Anyway, my point is we don't design to have our names on the logos, fonts or collateral materials, we do it because we love design and solving problems. Our hobbies are our jobs and vice versa. We get paid doing something we truly love to do.
Now, this isn't to say we never donate our time and efforts. As a matter of fact, I am the creative design lead for OBOS (soon to be renamed). I have developed some preliminary design ideas for a modern GUI and am in the process of developing some functionality concepts to create a more user-friendly GUI. Hopefully the OBOS developers will see the wisdom behind the GUI and adopt the ideas I've been working on.

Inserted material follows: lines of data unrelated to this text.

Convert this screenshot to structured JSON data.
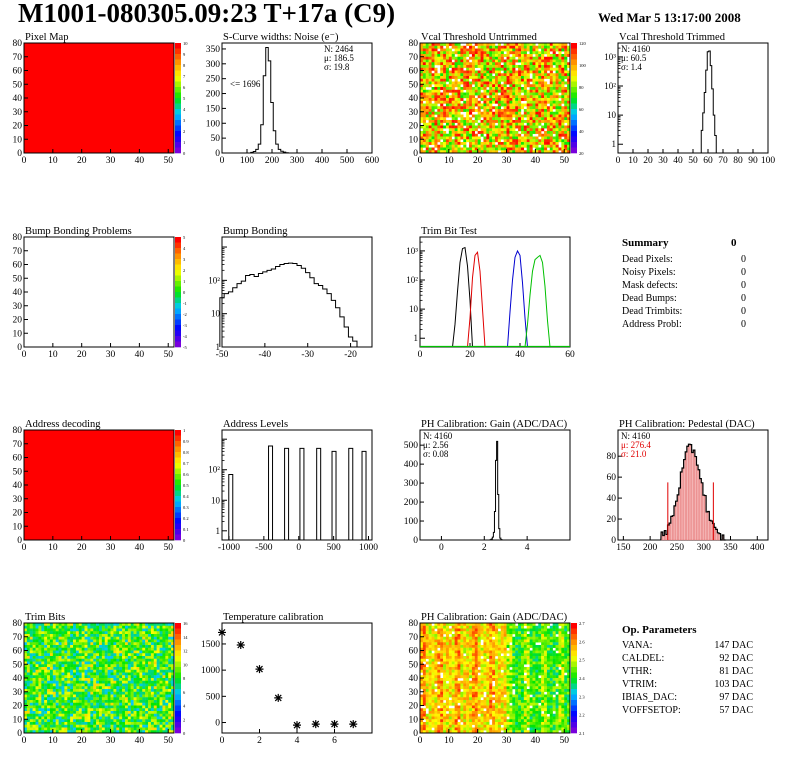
{
  "header": {
    "title": "M1001-080305.09:23 T+17a (C9)",
    "date": "Wed Mar  5 13:17:00 2008"
  },
  "summary": {
    "title": "Summary",
    "total": "0",
    "rows": [
      {
        "label": "Dead Pixels:",
        "value": "0"
      },
      {
        "label": "Noisy Pixels:",
        "value": "0"
      },
      {
        "label": "Mask defects:",
        "value": "0"
      },
      {
        "label": "Dead Bumps:",
        "value": "0"
      },
      {
        "label": "Dead Trimbits:",
        "value": "0"
      },
      {
        "label": "Address Probl:",
        "value": "0"
      }
    ]
  },
  "op_parameters": {
    "title": "Op. Parameters",
    "rows": [
      {
        "label": "VANA:",
        "value": "147 DAC"
      },
      {
        "label": "CALDEL:",
        "value": "92 DAC"
      },
      {
        "label": "VTHR:",
        "value": "81 DAC"
      },
      {
        "label": "VTRIM:",
        "value": "103 DAC"
      },
      {
        "label": "IBIAS_DAC:",
        "value": "97 DAC"
      },
      {
        "label": "VOFFSETOP:",
        "value": "57 DAC"
      }
    ]
  },
  "chart_data": [
    {
      "id": "pixel-map",
      "type": "heatmap",
      "title": "Pixel Map",
      "fill": "uniform-red",
      "xticks": [
        0,
        10,
        20,
        30,
        40,
        50
      ],
      "yticks": [
        0,
        10,
        20,
        30,
        40,
        50,
        60,
        70,
        80
      ],
      "xlim": [
        0,
        52
      ],
      "ylim": [
        0,
        80
      ],
      "palette_ticks": [
        "10",
        "9",
        "8",
        "7",
        "6",
        "5",
        "4",
        "3",
        "2",
        "1",
        "0"
      ]
    },
    {
      "id": "scurve-widths",
      "type": "bar",
      "title": "S-Curve widths: Noise (e⁻)",
      "xticks": [
        0,
        100,
        200,
        300,
        400,
        500,
        600
      ],
      "yticks": [
        0,
        50,
        100,
        150,
        200,
        250,
        300,
        350
      ],
      "xlim": [
        0,
        600
      ],
      "ylim": [
        0,
        370
      ],
      "stats": [
        "N: 2464",
        "μ: 186.5",
        "σ: 19.8"
      ],
      "annotation": "<= 1696",
      "hist": {
        "x": [
          120,
          130,
          140,
          150,
          160,
          170,
          180,
          190,
          200,
          210,
          220,
          230,
          240,
          250,
          260
        ],
        "y": [
          2,
          5,
          12,
          30,
          95,
          260,
          355,
          310,
          170,
          75,
          30,
          12,
          6,
          3,
          1
        ],
        "bin": 10
      }
    },
    {
      "id": "vcal-untrimmed",
      "type": "heatmap",
      "title": "Vcal Threshold Untrimmed",
      "fill": "noise-yellow",
      "xticks": [
        0,
        10,
        20,
        30,
        40,
        50
      ],
      "yticks": [
        0,
        10,
        20,
        30,
        40,
        50,
        60,
        70,
        80
      ],
      "xlim": [
        0,
        52
      ],
      "ylim": [
        0,
        80
      ],
      "palette_ticks": [
        "120",
        "100",
        "80",
        "60",
        "40",
        "20"
      ]
    },
    {
      "id": "vcal-trimmed",
      "type": "bar",
      "title": "Vcal Threshold Trimmed",
      "log": true,
      "xticks": [
        0,
        10,
        20,
        30,
        40,
        50,
        60,
        70,
        80,
        90,
        100
      ],
      "xlim": [
        0,
        100
      ],
      "ylog": [
        0.5,
        3000
      ],
      "ytick_labels": [
        "1",
        "10",
        "10²",
        "10³"
      ],
      "stats": [
        "N: 4160",
        "μ: 60.5",
        "σ: 1.4"
      ],
      "hist": {
        "x": [
          56,
          57,
          58,
          59,
          60,
          61,
          62,
          63,
          64,
          65
        ],
        "y": [
          3,
          12,
          60,
          350,
          1500,
          1600,
          500,
          80,
          10,
          2
        ],
        "bin": 1
      }
    },
    {
      "id": "bump-bonding-problems",
      "type": "heatmap",
      "title": "Bump Bonding Problems",
      "fill": "white",
      "xticks": [
        0,
        10,
        20,
        30,
        40,
        50
      ],
      "yticks": [
        0,
        10,
        20,
        30,
        40,
        50,
        60,
        70,
        80
      ],
      "xlim": [
        0,
        52
      ],
      "ylim": [
        0,
        80
      ],
      "palette_ticks": [
        "5",
        "4",
        "3",
        "2",
        "1",
        "0",
        "-1",
        "-2",
        "-3",
        "-4",
        "-5"
      ]
    },
    {
      "id": "bump-bonding",
      "type": "bar",
      "title": "Bump Bonding",
      "log": true,
      "xticks": [
        -50,
        -40,
        -30,
        -20
      ],
      "xlim": [
        -50,
        -15
      ],
      "ylog": [
        1,
        2000
      ],
      "ytick_labels": [
        "1",
        "10",
        "10²"
      ],
      "hist": {
        "x": [
          -50,
          -49,
          -48,
          -47,
          -46,
          -45,
          -44,
          -43,
          -42,
          -41,
          -40,
          -39,
          -38,
          -37,
          -36,
          -35,
          -34,
          -33,
          -32,
          -31,
          -30,
          -29,
          -28,
          -27,
          -26,
          -25,
          -24,
          -23,
          -22,
          -21,
          -20,
          -19,
          -18
        ],
        "y": [
          30,
          40,
          45,
          60,
          80,
          95,
          140,
          150,
          130,
          160,
          180,
          200,
          220,
          260,
          300,
          320,
          330,
          320,
          280,
          230,
          170,
          120,
          80,
          70,
          55,
          40,
          25,
          15,
          8,
          4,
          2,
          1.5,
          1
        ],
        "bin": 1
      }
    },
    {
      "id": "trim-bit-test",
      "type": "line",
      "title": "Trim Bit Test",
      "log": true,
      "xticks": [
        0,
        20,
        40,
        60
      ],
      "xlim": [
        0,
        60
      ],
      "ylog": [
        0.5,
        3000
      ],
      "ytick_labels": [
        "1",
        "10",
        "10²",
        "10³"
      ],
      "series": [
        {
          "color": "#000000",
          "x": [
            13,
            14,
            15,
            16,
            17,
            18,
            19,
            20,
            21
          ],
          "y": [
            0.5,
            3,
            40,
            400,
            1200,
            1300,
            300,
            20,
            0.5
          ]
        },
        {
          "color": "#e00000",
          "x": [
            19,
            20,
            21,
            22,
            23,
            24,
            25,
            26
          ],
          "y": [
            0.5,
            5,
            120,
            700,
            900,
            200,
            10,
            0.5
          ]
        },
        {
          "color": "#0000d0",
          "x": [
            35,
            36,
            37,
            38,
            39,
            40,
            41,
            42,
            43
          ],
          "y": [
            0.5,
            8,
            100,
            600,
            1000,
            700,
            80,
            5,
            0.5
          ]
        },
        {
          "color": "#00c000",
          "x": [
            42,
            43,
            44,
            45,
            46,
            47,
            48,
            49,
            50,
            51,
            52
          ],
          "y": [
            0.5,
            3,
            30,
            200,
            500,
            600,
            700,
            400,
            60,
            4,
            0.5
          ]
        }
      ]
    },
    {
      "id": "address-decoding",
      "type": "heatmap",
      "title": "Address decoding",
      "fill": "uniform-red",
      "xticks": [
        0,
        10,
        20,
        30,
        40,
        50
      ],
      "yticks": [
        0,
        10,
        20,
        30,
        40,
        50,
        60,
        70,
        80
      ],
      "xlim": [
        0,
        52
      ],
      "ylim": [
        0,
        80
      ],
      "palette_ticks": [
        "1",
        "0.9",
        "0.8",
        "0.7",
        "0.6",
        "0.5",
        "0.4",
        "0.3",
        "0.2",
        "0.1",
        "0"
      ]
    },
    {
      "id": "address-levels",
      "type": "bar",
      "title": "Address Levels",
      "log": true,
      "xticks": [
        -1000,
        -500,
        0,
        500,
        1000
      ],
      "xlim": [
        -1100,
        1050
      ],
      "ylog": [
        0.5,
        2000
      ],
      "ytick_labels": [
        "1",
        "10",
        "10²"
      ],
      "peaks": [
        -960,
        -390,
        -160,
        60,
        300,
        520,
        760,
        950
      ],
      "peak_heights": [
        70,
        600,
        500,
        500,
        500,
        400,
        500,
        400
      ]
    },
    {
      "id": "ph-gain",
      "type": "bar",
      "title": "PH Calibration: Gain (ADC/DAC)",
      "xticks": [
        0,
        2,
        4
      ],
      "yticks": [
        0,
        100,
        200,
        300,
        400,
        500
      ],
      "xlim": [
        -1,
        6
      ],
      "ylim": [
        0,
        580
      ],
      "stats": [
        "N: 4160",
        "μ: 2.56",
        "σ: 0.08"
      ],
      "hist": {
        "x": [
          2.3,
          2.35,
          2.4,
          2.45,
          2.5,
          2.55,
          2.6,
          2.65,
          2.7,
          2.75,
          2.8
        ],
        "y": [
          2,
          5,
          15,
          40,
          150,
          420,
          520,
          240,
          60,
          10,
          2
        ],
        "bin": 0.05
      }
    },
    {
      "id": "ph-pedestal",
      "type": "bar",
      "title": "PH Calibration: Pedestal (DAC)",
      "xticks": [
        150,
        200,
        250,
        300,
        350,
        400
      ],
      "yticks": [
        0,
        20,
        40,
        60,
        80
      ],
      "xlim": [
        140,
        420
      ],
      "ylim": [
        0,
        105
      ],
      "stats": [
        "N: 4160",
        "μ: 276.4",
        "σ: 21.0"
      ],
      "stats_color": [
        "#000",
        "#e00000",
        "#e00000"
      ],
      "markers": [
        233,
        318
      ]
    },
    {
      "id": "trim-bits",
      "type": "heatmap",
      "title": "Trim Bits",
      "fill": "noise-green",
      "xticks": [
        0,
        10,
        20,
        30,
        40,
        50
      ],
      "yticks": [
        0,
        10,
        20,
        30,
        40,
        50,
        60,
        70,
        80
      ],
      "xlim": [
        0,
        52
      ],
      "ylim": [
        0,
        80
      ],
      "palette_ticks": [
        "16",
        "14",
        "12",
        "10",
        "8",
        "6",
        "4",
        "2",
        "0"
      ]
    },
    {
      "id": "temperature-calibration",
      "type": "scatter",
      "title": "Temperature calibration",
      "xticks": [
        0,
        2,
        4,
        6
      ],
      "yticks": [
        0,
        500,
        1000,
        1500
      ],
      "xlim": [
        0,
        8
      ],
      "ylim": [
        -200,
        1900
      ],
      "x": [
        0,
        1,
        2,
        3,
        4,
        5,
        6,
        7
      ],
      "y": [
        1720,
        1480,
        1020,
        470,
        -50,
        -30,
        -30,
        -30
      ]
    },
    {
      "id": "ph-gain-map",
      "type": "heatmap",
      "title": "PH Calibration: Gain (ADC/DAC)",
      "fill": "noise-gain",
      "xticks": [
        0,
        10,
        20,
        30,
        40,
        50
      ],
      "yticks": [
        0,
        10,
        20,
        30,
        40,
        50,
        60,
        70,
        80
      ],
      "xlim": [
        0,
        52
      ],
      "ylim": [
        0,
        80
      ],
      "palette_ticks": [
        "2.7",
        "2.6",
        "2.5",
        "2.4",
        "2.3",
        "2.2",
        "2.1"
      ]
    }
  ]
}
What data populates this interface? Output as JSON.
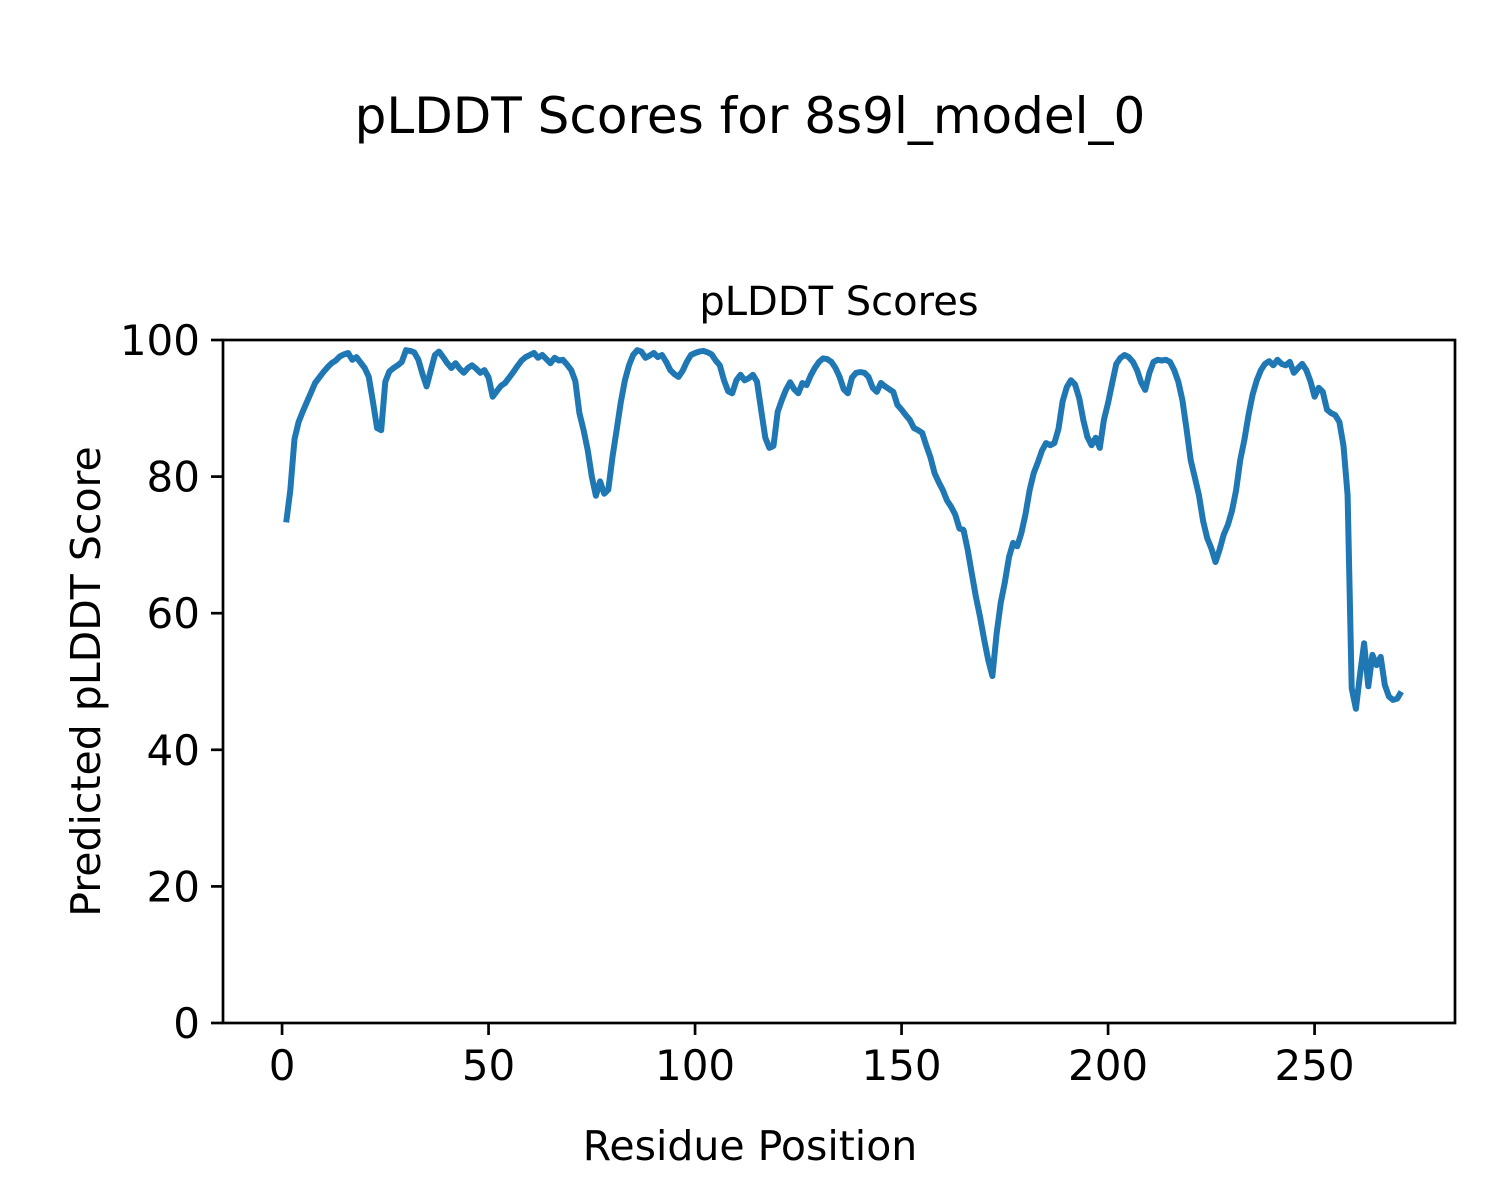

The biggest problem of most OSS projects is they do not make themselves available to people like me. Most developers think design is opening Photoshop and creating pretty pictures. Design is problem solving in much the same way programming is. We use a different language and set of tools but it is problem solving none the less. If the OSS community wants us to help them they are going to have to do better than offer to put our name in the credits, they are going to have to open their minds and listen.
Designing a font is nigh-on an artform. For it to work properly, first of all, you need to create between 70 and 130 characters (as a minimum) which are all consistent, work together properly (i.e. fit properly next to and above/below each other) and, most importantly, look good.
That's which someone can "'own' a fucking font" (in your words)... It takes a lot of work (sometimes years to do a whole Unicode font) and costs a lot of money to do. Take a look at the majority of free fonts on the market - if they were developed for free, chances are they have a lot of characters missing (especially accented characters needed across the world outside the US) and a lot of bugs.
You'd probably be interested in ProFont - a font designed for programmers, which has existed for years, but few outside of the Mac programming community know about it. It was specifically designed to be readable at 9 point, with similar characters distinctly different, as this page demonstrates. The full distribution includes TrueType, Type 1, and bitmap versions of the font for Mac and Windows. You can also download a look-alike bitmap version for Windows here.
I've been using ProFont for years as the font in my editor when coding, and found it very helpful.